Space leak when executing multiple `Text.XML.Stream.Parse.parseBytes` conduits
mbid opened this issue · 0 comments
I've encountered a weird space leak using Text.XML.Stream.Parse
. I believe a reasonably minimal example is this:
doTwice :: Applicative f => f () -> f ()
doTwice x = x *> x
leakSpace :: IO ()
leakSpace =
runResourceT $ runConduit $
doTwice (sourceFile "large-file.xml" .| Text.XML.Stream.parseBytes def) .|
sinkNull
If large-file.xml
is large enough, this crashes with OOM, even before the second iteration over the file.
If the line
doTwice (sourceFile "large-file.xml" .| Text.XML.Stream.parseBytes def) .|
is replaced with either
sourceFile "large-file.xml" .| Text.XML.Stream.parseBytes def .|
(i.e. only parsing the file once) or
doTwice (sourceFile "large-file.xml.gz" .| ungzip) .|
(i.e. not parsing at all, just connecting sourceFile to something else), everything works as expected.
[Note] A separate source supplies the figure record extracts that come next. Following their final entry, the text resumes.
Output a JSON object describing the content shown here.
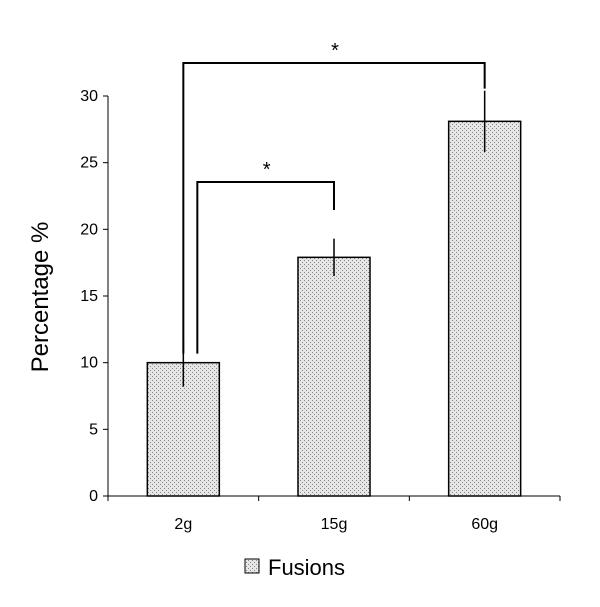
{
  "chart_data": {
    "type": "bar",
    "categories": [
      "2g",
      "15g",
      "60g"
    ],
    "series": [
      {
        "name": "Fusions",
        "values": [
          10.0,
          17.9,
          28.1
        ],
        "error": [
          1.8,
          1.4,
          2.3
        ]
      }
    ],
    "ylabel": "Percentage %",
    "xlabel": "",
    "ylim": [
      0,
      30
    ],
    "yticks": [
      "0",
      "5",
      "10",
      "15",
      "20",
      "25",
      "30"
    ],
    "grid": false,
    "legend": "bottom",
    "bar_fill": "#d9d9d9",
    "significance": [
      {
        "from": 0,
        "to": 1,
        "label": "*"
      },
      {
        "from": 0,
        "to": 2,
        "label": "*"
      }
    ]
  }
}
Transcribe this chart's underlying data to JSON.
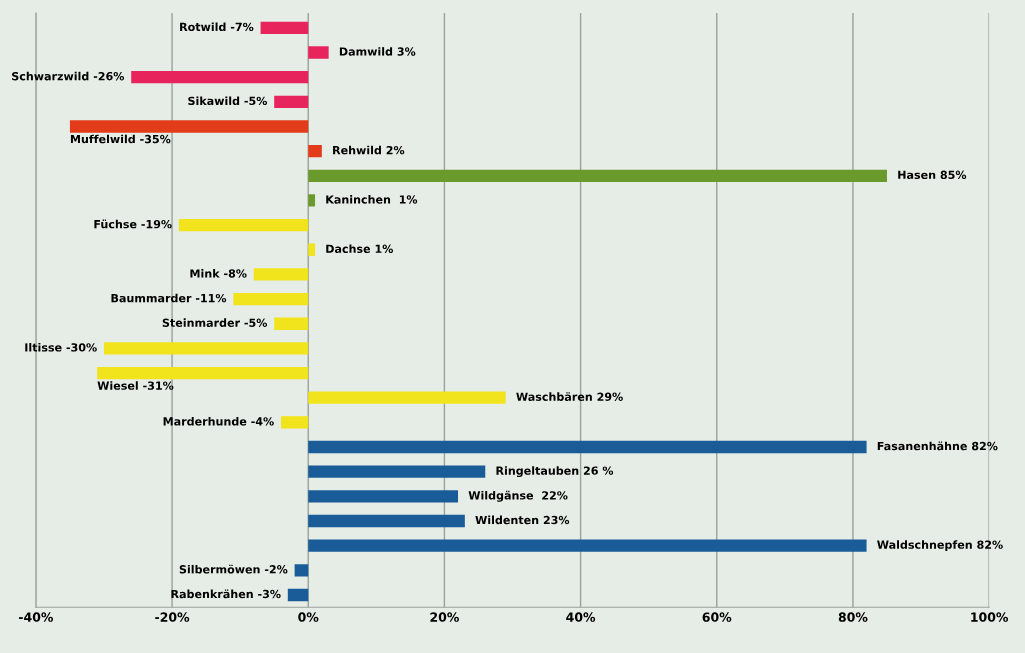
{
  "chart_data": {
    "type": "bar",
    "orientation": "horizontal",
    "categories": [
      null,
      null,
      null,
      null,
      null,
      null,
      null,
      null,
      null,
      null,
      null,
      null,
      null,
      null,
      null,
      null,
      null,
      null,
      null,
      null,
      null,
      null,
      null,
      null
    ],
    "values": [
      -7,
      3,
      -26,
      -5,
      -35,
      2,
      85,
      1,
      -19,
      1,
      -8,
      -11,
      -5,
      -30,
      -31,
      29,
      -4,
      82,
      26,
      22,
      23,
      82,
      -2,
      -3
    ],
    "colors": [
      "#e8245c",
      "#e8245c",
      "#e8245c",
      "#e8245c",
      "#e23c1a",
      "#e23c1a",
      "#6a9a2c",
      "#6a9a2c",
      "#f2e41c",
      "#f2e41c",
      "#f2e41c",
      "#f2e41c",
      "#f2e41c",
      "#f2e41c",
      "#f2e41c",
      "#f2e41c",
      "#f2e41c",
      "#1a5c98",
      "#1a5c98",
      "#1a5c98",
      "#1a5c98",
      "#1a5c98",
      "#1a5c98",
      "#1a5c98"
    ],
    "value_labels": [
      "Rotwild -7%",
      "Damwild 3%",
      "Schwarzwild -26%",
      "Sikawild -5%",
      "Muffelwild -35%",
      "Rehwild 2%",
      "Hasen 85%",
      "Kaninchen  1%",
      "Füchse -19%",
      "Dachse 1%",
      "Mink -8%",
      "Baummarder -11%",
      "Steinmarder -5%",
      "Iltisse -30%",
      "Wiesel -31%",
      "Waschbären 29%",
      "Marderhunde -4%",
      "Fasanenhähne 82%",
      "Ringeltauben 26 %",
      "Wildgänse  22%",
      "Wildenten 23%",
      "Waldschnepfen 82%",
      "Silbermöwen -2%",
      "Rabenkrähen -3%"
    ],
    "xlim": [
      -40,
      100
    ],
    "xticks": [
      {
        "value": -40,
        "label": "-40%"
      },
      {
        "value": -20,
        "label": "-20%"
      },
      {
        "value": 0,
        "label": "0%"
      },
      {
        "value": 20,
        "label": "20%"
      },
      {
        "value": 40,
        "label": "40%"
      },
      {
        "value": 60,
        "label": "60%"
      },
      {
        "value": 80,
        "label": "80%"
      },
      {
        "value": 100,
        "label": "100%"
      }
    ],
    "grid": "x",
    "tick_labels": "x"
  }
}
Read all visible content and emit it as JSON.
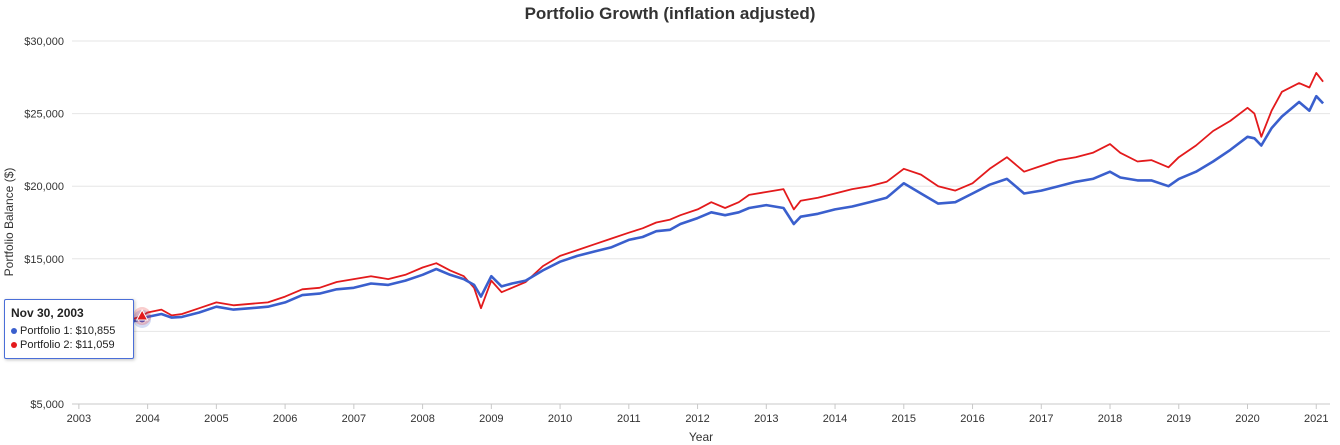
{
  "chart_data": {
    "type": "line",
    "title": "Portfolio Growth (inflation adjusted)",
    "xlabel": "Year",
    "ylabel": "Portfolio Balance ($)",
    "xlim": [
      2002.9,
      2021.2
    ],
    "ylim": [
      5000,
      30000
    ],
    "x_ticks": [
      2003,
      2004,
      2005,
      2006,
      2007,
      2008,
      2009,
      2010,
      2011,
      2012,
      2013,
      2014,
      2015,
      2016,
      2017,
      2018,
      2019,
      2020,
      2021
    ],
    "y_ticks": [
      5000,
      10000,
      15000,
      20000,
      25000,
      30000
    ],
    "y_tick_labels": [
      "$5,000",
      "$10,000",
      "$15,000",
      "$20,000",
      "$25,000",
      "$30,000"
    ],
    "grid": true,
    "series": [
      {
        "name": "Portfolio 1",
        "color": "#3a5fcd",
        "x": [
          2003.3,
          2003.5,
          2003.75,
          2003.92,
          2004.0,
          2004.2,
          2004.35,
          2004.5,
          2004.75,
          2005.0,
          2005.25,
          2005.5,
          2005.75,
          2006.0,
          2006.25,
          2006.5,
          2006.75,
          2007.0,
          2007.25,
          2007.5,
          2007.75,
          2008.0,
          2008.2,
          2008.4,
          2008.6,
          2008.75,
          2008.85,
          2009.0,
          2009.15,
          2009.3,
          2009.5,
          2009.75,
          2010.0,
          2010.25,
          2010.5,
          2010.75,
          2011.0,
          2011.2,
          2011.4,
          2011.6,
          2011.75,
          2012.0,
          2012.2,
          2012.4,
          2012.6,
          2012.75,
          2013.0,
          2013.25,
          2013.4,
          2013.5,
          2013.75,
          2014.0,
          2014.25,
          2014.5,
          2014.75,
          2015.0,
          2015.25,
          2015.5,
          2015.75,
          2016.0,
          2016.25,
          2016.5,
          2016.75,
          2017.0,
          2017.25,
          2017.5,
          2017.75,
          2018.0,
          2018.15,
          2018.4,
          2018.6,
          2018.85,
          2019.0,
          2019.25,
          2019.5,
          2019.75,
          2020.0,
          2020.1,
          2020.2,
          2020.35,
          2020.5,
          2020.75,
          2020.9,
          2021.0,
          2021.1
        ],
        "y": [
          10200,
          10400,
          10650,
          10855,
          11000,
          11200,
          10950,
          11000,
          11300,
          11700,
          11500,
          11600,
          11700,
          12000,
          12500,
          12600,
          12900,
          13000,
          13300,
          13200,
          13500,
          13900,
          14300,
          13900,
          13600,
          13200,
          12400,
          13800,
          13100,
          13300,
          13500,
          14200,
          14800,
          15200,
          15500,
          15800,
          16300,
          16500,
          16900,
          17000,
          17400,
          17800,
          18200,
          18000,
          18200,
          18500,
          18700,
          18500,
          17400,
          17900,
          18100,
          18400,
          18600,
          18900,
          19200,
          20200,
          19500,
          18800,
          18900,
          19500,
          20100,
          20500,
          19500,
          19700,
          20000,
          20300,
          20500,
          21000,
          20600,
          20400,
          20400,
          20000,
          20500,
          21000,
          21700,
          22500,
          23400,
          23300,
          22800,
          24000,
          24800,
          25800,
          25200,
          26200,
          25700
        ]
      },
      {
        "name": "Portfolio 2",
        "color": "#e31a1c",
        "x": [
          2003.3,
          2003.5,
          2003.75,
          2003.92,
          2004.0,
          2004.2,
          2004.35,
          2004.5,
          2004.75,
          2005.0,
          2005.25,
          2005.5,
          2005.75,
          2006.0,
          2006.25,
          2006.5,
          2006.75,
          2007.0,
          2007.25,
          2007.5,
          2007.75,
          2008.0,
          2008.2,
          2008.4,
          2008.6,
          2008.75,
          2008.85,
          2009.0,
          2009.15,
          2009.3,
          2009.5,
          2009.75,
          2010.0,
          2010.25,
          2010.5,
          2010.75,
          2011.0,
          2011.2,
          2011.4,
          2011.6,
          2011.75,
          2012.0,
          2012.2,
          2012.4,
          2012.6,
          2012.75,
          2013.0,
          2013.25,
          2013.4,
          2013.5,
          2013.75,
          2014.0,
          2014.25,
          2014.5,
          2014.75,
          2015.0,
          2015.25,
          2015.5,
          2015.75,
          2016.0,
          2016.25,
          2016.5,
          2016.75,
          2017.0,
          2017.25,
          2017.5,
          2017.75,
          2018.0,
          2018.15,
          2018.4,
          2018.6,
          2018.85,
          2019.0,
          2019.25,
          2019.5,
          2019.75,
          2020.0,
          2020.1,
          2020.2,
          2020.35,
          2020.5,
          2020.75,
          2020.9,
          2021.0,
          2021.1
        ],
        "y": [
          10300,
          10500,
          10800,
          11059,
          11300,
          11500,
          11100,
          11200,
          11600,
          12000,
          11800,
          11900,
          12000,
          12400,
          12900,
          13000,
          13400,
          13600,
          13800,
          13600,
          13900,
          14400,
          14700,
          14200,
          13800,
          13000,
          11600,
          13500,
          12700,
          13000,
          13400,
          14500,
          15200,
          15600,
          16000,
          16400,
          16800,
          17100,
          17500,
          17700,
          18000,
          18400,
          18900,
          18500,
          18900,
          19400,
          19600,
          19800,
          18400,
          19000,
          19200,
          19500,
          19800,
          20000,
          20300,
          21200,
          20800,
          20000,
          19700,
          20200,
          21200,
          22000,
          21000,
          21400,
          21800,
          22000,
          22300,
          22900,
          22300,
          21700,
          21800,
          21300,
          22000,
          22800,
          23800,
          24500,
          25400,
          25000,
          23400,
          25200,
          26500,
          27100,
          26800,
          27800,
          27200
        ]
      }
    ],
    "tooltip": {
      "date": "Nov 30, 2003",
      "rows": [
        {
          "label": "Portfolio 1: $10,855",
          "color": "#3a5fcd"
        },
        {
          "label": "Portfolio 2: $11,059",
          "color": "#e31a1c"
        }
      ],
      "x": 2003.92
    }
  }
}
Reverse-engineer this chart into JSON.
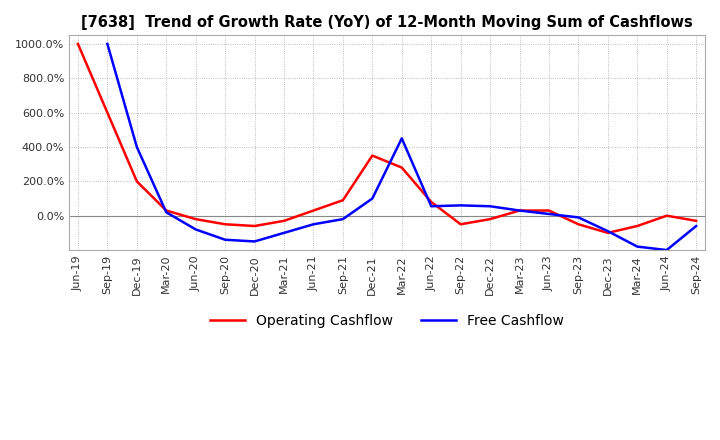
{
  "title": "[7638]  Trend of Growth Rate (YoY) of 12-Month Moving Sum of Cashflows",
  "x_labels": [
    "Jun-19",
    "Sep-19",
    "Dec-19",
    "Mar-20",
    "Jun-20",
    "Sep-20",
    "Dec-20",
    "Mar-21",
    "Jun-21",
    "Sep-21",
    "Dec-21",
    "Mar-22",
    "Jun-22",
    "Sep-22",
    "Dec-22",
    "Mar-23",
    "Jun-23",
    "Sep-23",
    "Dec-23",
    "Mar-24",
    "Jun-24",
    "Sep-24"
  ],
  "operating_cashflow": [
    1000,
    600,
    200,
    30,
    -20,
    -50,
    -60,
    -30,
    30,
    90,
    350,
    280,
    80,
    -50,
    -20,
    30,
    30,
    -50,
    -100,
    -60,
    0,
    -30
  ],
  "free_cashflow": [
    null,
    1000,
    400,
    20,
    -80,
    -140,
    -150,
    -100,
    -50,
    -20,
    100,
    450,
    55,
    60,
    55,
    30,
    10,
    -10,
    -90,
    -180,
    -200,
    -60
  ],
  "op_color": "#ff0000",
  "fc_color": "#0000ff",
  "ylim_min": -200,
  "ylim_max": 1050,
  "ytick_values": [
    0,
    200,
    400,
    600,
    800,
    1000
  ],
  "background_color": "#ffffff",
  "grid_color": "#aaaaaa"
}
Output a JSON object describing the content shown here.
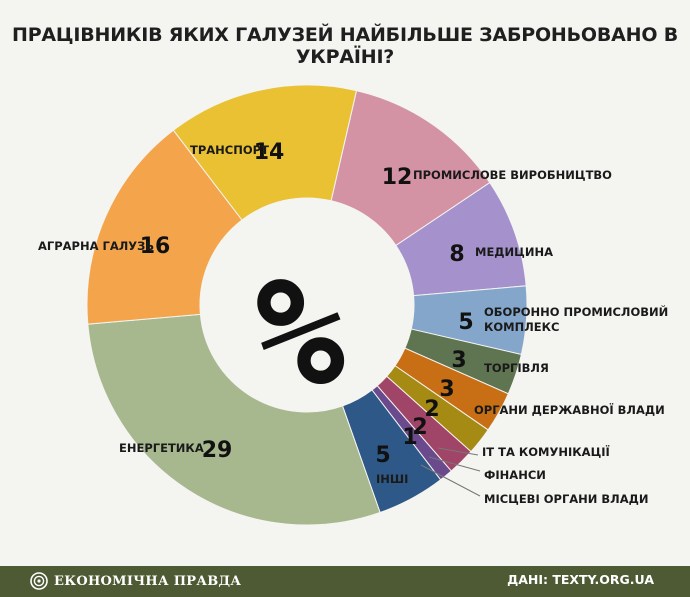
{
  "header": {
    "title": "ПРАЦІВНИКІВ ЯКИХ ГАЛУЗЕЙ НАЙБІЛЬШЕ ЗАБРОНЬОВАНО В УКРАЇНІ?"
  },
  "center_symbol": "%",
  "footer": {
    "brand": "ЕКОНОМІЧНА ПРАВДА",
    "source": "ДАНІ: TEXTY.ORG.UA"
  },
  "chart_data": {
    "type": "pie",
    "title": "ПРАЦІВНИКІВ ЯКИХ ГАЛУЗЕЙ НАЙБІЛЬШЕ ЗАБРОНЬОВАНО В УКРАЇНІ?",
    "unit": "%",
    "slices": [
      {
        "label": "ПРОМИСЛОВЕ ВИРОБНИЦТВО",
        "value": 12,
        "color": "#d493a5"
      },
      {
        "label": "МЕДИЦИНА",
        "value": 8,
        "color": "#a592cc"
      },
      {
        "label": "ОБОРОННО ПРОМИСЛОВИЙ КОМПЛЕКС",
        "value": 5,
        "color": "#85a6cb"
      },
      {
        "label": "ТОРГІВЛЯ",
        "value": 3,
        "color": "#5f7450"
      },
      {
        "label": "ОРГАНИ ДЕРЖАВНОЇ ВЛАДИ",
        "value": 3,
        "color": "#c86e14"
      },
      {
        "label": "IT ТА КОМУНІКАЦІЇ",
        "value": 2,
        "color": "#a58a13"
      },
      {
        "label": "ФІНАНСИ",
        "value": 2,
        "color": "#a04468"
      },
      {
        "label": "МІСЦЕВІ ОРГАНИ ВЛАДИ",
        "value": 1,
        "color": "#6a4a8c"
      },
      {
        "label": "ІНШІ",
        "value": 5,
        "color": "#2e5887"
      },
      {
        "label": "ЕНЕРГЕТИКА",
        "value": 29,
        "color": "#a7b88f"
      },
      {
        "label": "АГРАРНА ГАЛУЗЬ",
        "value": 16,
        "color": "#f4a54c"
      },
      {
        "label": "ТРАНСПОРТ",
        "value": 14,
        "color": "#e9c132"
      }
    ]
  }
}
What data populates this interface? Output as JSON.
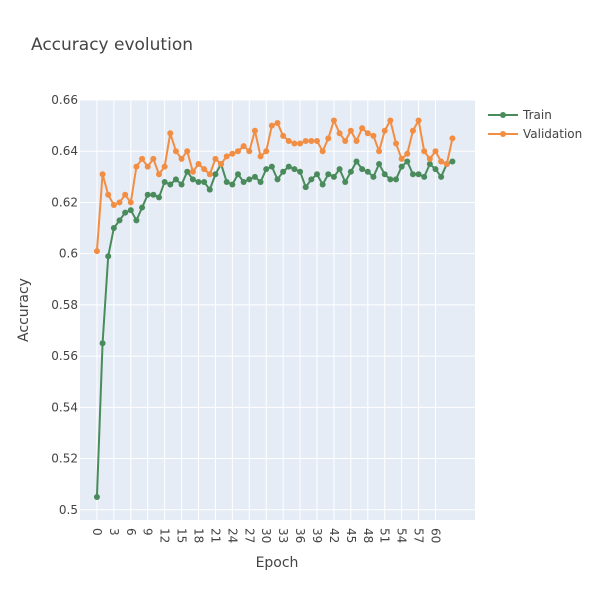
{
  "chart_data": {
    "type": "line",
    "title": "Accuracy evolution",
    "xlabel": "Epoch",
    "ylabel": "Accuracy",
    "xlim": [
      -3,
      67
    ],
    "ylim": [
      0.496,
      0.66
    ],
    "xticks": [
      "0",
      "3",
      "6",
      "9",
      "12",
      "15",
      "18",
      "21",
      "24",
      "27",
      "30",
      "33",
      "36",
      "39",
      "42",
      "45",
      "48",
      "51",
      "54",
      "57",
      "60"
    ],
    "yticks": [
      "0.5",
      "0.52",
      "0.54",
      "0.56",
      "0.58",
      "0.6",
      "0.62",
      "0.64",
      "0.66"
    ],
    "grid": true,
    "legend": "top-right",
    "x": [
      0,
      1,
      2,
      3,
      4,
      5,
      6,
      7,
      8,
      9,
      10,
      11,
      12,
      13,
      14,
      15,
      16,
      17,
      18,
      19,
      20,
      21,
      22,
      23,
      24,
      25,
      26,
      27,
      28,
      29,
      30,
      31,
      32,
      33,
      34,
      35,
      36,
      37,
      38,
      39,
      40,
      41,
      42,
      43,
      44,
      45,
      46,
      47,
      48,
      49,
      50,
      51,
      52,
      53,
      54,
      55,
      56,
      57,
      58,
      59,
      60,
      61,
      62,
      63
    ],
    "series": [
      {
        "name": "Train",
        "color": "#4a8b5c",
        "values": [
          0.505,
          0.565,
          0.599,
          0.61,
          0.613,
          0.616,
          0.617,
          0.613,
          0.618,
          0.623,
          0.623,
          0.622,
          0.628,
          0.627,
          0.629,
          0.627,
          0.632,
          0.629,
          0.628,
          0.628,
          0.625,
          0.631,
          0.635,
          0.628,
          0.627,
          0.631,
          0.628,
          0.629,
          0.63,
          0.628,
          0.633,
          0.634,
          0.629,
          0.632,
          0.634,
          0.633,
          0.632,
          0.626,
          0.629,
          0.631,
          0.627,
          0.631,
          0.63,
          0.633,
          0.628,
          0.632,
          0.636,
          0.633,
          0.632,
          0.63,
          0.635,
          0.631,
          0.629,
          0.629,
          0.634,
          0.636,
          0.631,
          0.631,
          0.63,
          0.635,
          0.633,
          0.63,
          0.635,
          0.636
        ]
      },
      {
        "name": "Validation",
        "color": "#f28e43",
        "values": [
          0.601,
          0.631,
          0.623,
          0.619,
          0.62,
          0.623,
          0.62,
          0.634,
          0.637,
          0.634,
          0.637,
          0.631,
          0.634,
          0.647,
          0.64,
          0.637,
          0.64,
          0.632,
          0.635,
          0.633,
          0.631,
          0.637,
          0.635,
          0.638,
          0.639,
          0.64,
          0.642,
          0.64,
          0.648,
          0.638,
          0.64,
          0.65,
          0.651,
          0.646,
          0.644,
          0.643,
          0.643,
          0.644,
          0.644,
          0.644,
          0.64,
          0.645,
          0.652,
          0.647,
          0.644,
          0.648,
          0.644,
          0.649,
          0.647,
          0.646,
          0.64,
          0.648,
          0.652,
          0.643,
          0.637,
          0.639,
          0.648,
          0.652,
          0.64,
          0.637,
          0.64,
          0.636,
          0.635,
          0.645
        ]
      }
    ]
  }
}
This makes me think that the cause of the issue is somewhere in parseBytes
.
I've encountered this issue when trying to combine multiple conduits with for_
, i.e. something like
for_ files $ \file -> sourceFile file .| Text.XML.Stream.parseBytes .| ...
and then I triggered the issue even when files
was a singleton list. I've not been able to reproduce this with constant singleton lists though, perhaps because of optimization. If files
was a dynamic Maybe
instead, the issue did not occure.
I'm using stackage's lts-12.5, i.e. xml-conduit-1.8.0.